The quiet power of buying back time

“We often think of outsourcing as a luxury when in reality it’s a form of self-preservation. When people reclaim even a few hours a week by getting help at home, that time almost always goes back into rest, relationships or personal growth. It’s not about doing less – it’s about protecting your energy so you can show up fully in the parts of life that matter most,” adds Matthews. Outsourcing isn’t about avoiding responsibility. It’s about making deliberate choices. When you delegate certain tasks – whether that’s cleaning, meal prep or grocery shopping – you’re not paying for convenience. You’re reclaiming time to:
rest without guilt show up more present with your family invest in your health or simply breathe. Backing this up, a Harvard study found that outsourcing chores can boost happiness levels equivalent to a significant raise, by freeing up time for more fulfilling activities. Other research indicates that outsourcing housework improves family happiness and even increases the
likelihood of having additional children by easing time pressures. It serves as a key strategy for balancing family and work demands, allowing for career growth and better stress management.

“By handing off routine tasks, you’re investing in your mental resilience and long-term joy”, adds Matthews. Five hours a week doesn’t sound revolutionary until you realise what it could become over a year – weeks of regained life, redistributed towards the things that actually replenish you. Numerous studies underscore the benefits of this reclaimed personal time. For instance, regular rest and downtime are essential for mental health, improving concentration, memory, immune function and mood while reducing stress. Micro-breaks and vacations enhance well-being, vigour, and performance, with even short naps refreshing the brain and preventing long-term fatigue. Activities like spending time in nature or on hobbies provide transformative benefits for both mental and physical health and breaks throughout the day maintain performance, reduce
stress and improve attention. And, a US study has even shown that taking time off to achieve deep rest and restoration improves our chances for healthy longevity.

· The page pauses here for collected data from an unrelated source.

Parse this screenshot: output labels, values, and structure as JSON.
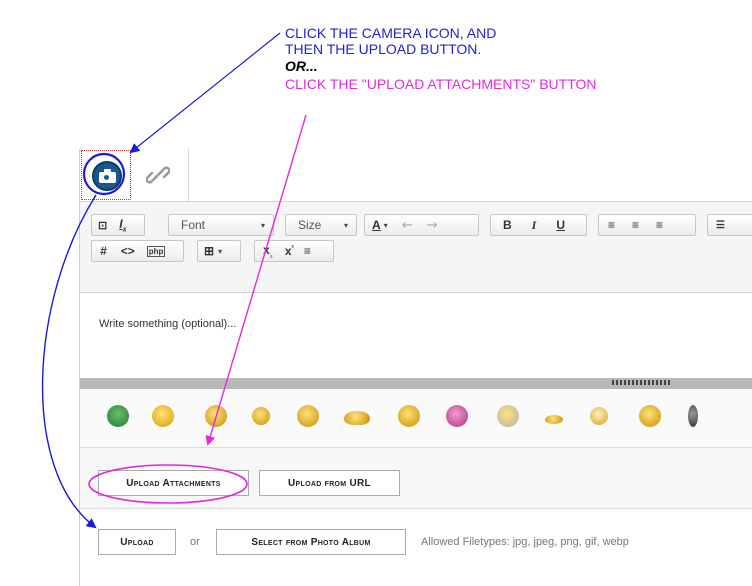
{
  "annotations": {
    "line1": "CLICK THE CAMERA ICON, AND",
    "line2": "THEN THE UPLOAD BUTTON.",
    "line3": "OR...",
    "line4": "CLICK THE \"UPLOAD ATTACHMENTS\" BUTTON"
  },
  "toolbar": {
    "font_label": "Font",
    "size_label": "Size"
  },
  "editor": {
    "placeholder": "Write something (optional)..."
  },
  "upload_tabs": {
    "upload_attachments": "Upload Attachments",
    "upload_from_url": "Upload from URL"
  },
  "upload_row": {
    "upload_label": "Upload",
    "or_text": "or",
    "select_album_label": "Select from Photo Album",
    "allowed_filetypes": "Allowed Filetypes: jpg, jpeg, png, gif, webp"
  },
  "colors": {
    "annotation_blue": "#2222d0",
    "annotation_pink": "#e02be0",
    "camera_blue": "#16588f"
  }
}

Redefining balance as energy management
Work-life balance has always been a flawed concept. Life doesn’t arrive in neat compartments and neither does fatigue. A more useful question is “Where is my energy being spent and is it aligned with what matters most to me”? When you protect your energy at home, you show up better at work. When you’re less depleted by daily logistics, you become more patient, more creative and more engaged in every area of your life. “True productivity comes from guarding your energy like a precious resource, and outsourcing is one of the smartest ways to do that”, notes Matthews.

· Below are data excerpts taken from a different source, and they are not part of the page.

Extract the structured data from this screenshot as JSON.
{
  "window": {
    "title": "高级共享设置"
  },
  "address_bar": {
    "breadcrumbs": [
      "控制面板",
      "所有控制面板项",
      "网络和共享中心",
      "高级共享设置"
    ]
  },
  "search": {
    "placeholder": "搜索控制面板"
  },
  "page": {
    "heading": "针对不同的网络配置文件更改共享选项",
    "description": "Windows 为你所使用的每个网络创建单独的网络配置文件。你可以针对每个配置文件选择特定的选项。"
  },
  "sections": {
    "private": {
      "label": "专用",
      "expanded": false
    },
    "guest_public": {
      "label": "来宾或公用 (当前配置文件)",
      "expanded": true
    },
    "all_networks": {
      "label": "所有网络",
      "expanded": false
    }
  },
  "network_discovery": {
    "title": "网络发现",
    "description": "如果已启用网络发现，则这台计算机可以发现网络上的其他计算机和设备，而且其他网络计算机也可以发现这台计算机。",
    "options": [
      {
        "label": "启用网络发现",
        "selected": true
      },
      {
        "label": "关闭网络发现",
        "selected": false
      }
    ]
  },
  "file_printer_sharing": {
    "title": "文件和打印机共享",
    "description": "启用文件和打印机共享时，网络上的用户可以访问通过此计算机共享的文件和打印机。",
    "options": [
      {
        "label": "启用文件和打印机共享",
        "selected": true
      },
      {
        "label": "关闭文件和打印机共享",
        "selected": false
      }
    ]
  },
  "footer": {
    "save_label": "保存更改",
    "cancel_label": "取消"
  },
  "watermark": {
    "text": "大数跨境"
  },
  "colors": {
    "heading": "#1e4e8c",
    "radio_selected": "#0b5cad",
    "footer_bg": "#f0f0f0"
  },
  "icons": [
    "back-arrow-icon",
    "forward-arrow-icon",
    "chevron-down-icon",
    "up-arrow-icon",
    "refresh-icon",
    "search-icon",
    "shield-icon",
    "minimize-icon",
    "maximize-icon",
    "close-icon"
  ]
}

The new measure of success
Perhaps the most radical idea of all is this: success isn’t how much you can carry. It’s how wisely you choose what to put down. In a culture that glorifies busyness, choosing ease can feel uncomfortable. But getting five hours of your life back isn’t about escaping responsibility – it’s about creating space for the people, moments and experiences that make responsibility worth
carrying in the first place.

And that might be the most productive decision you make all year.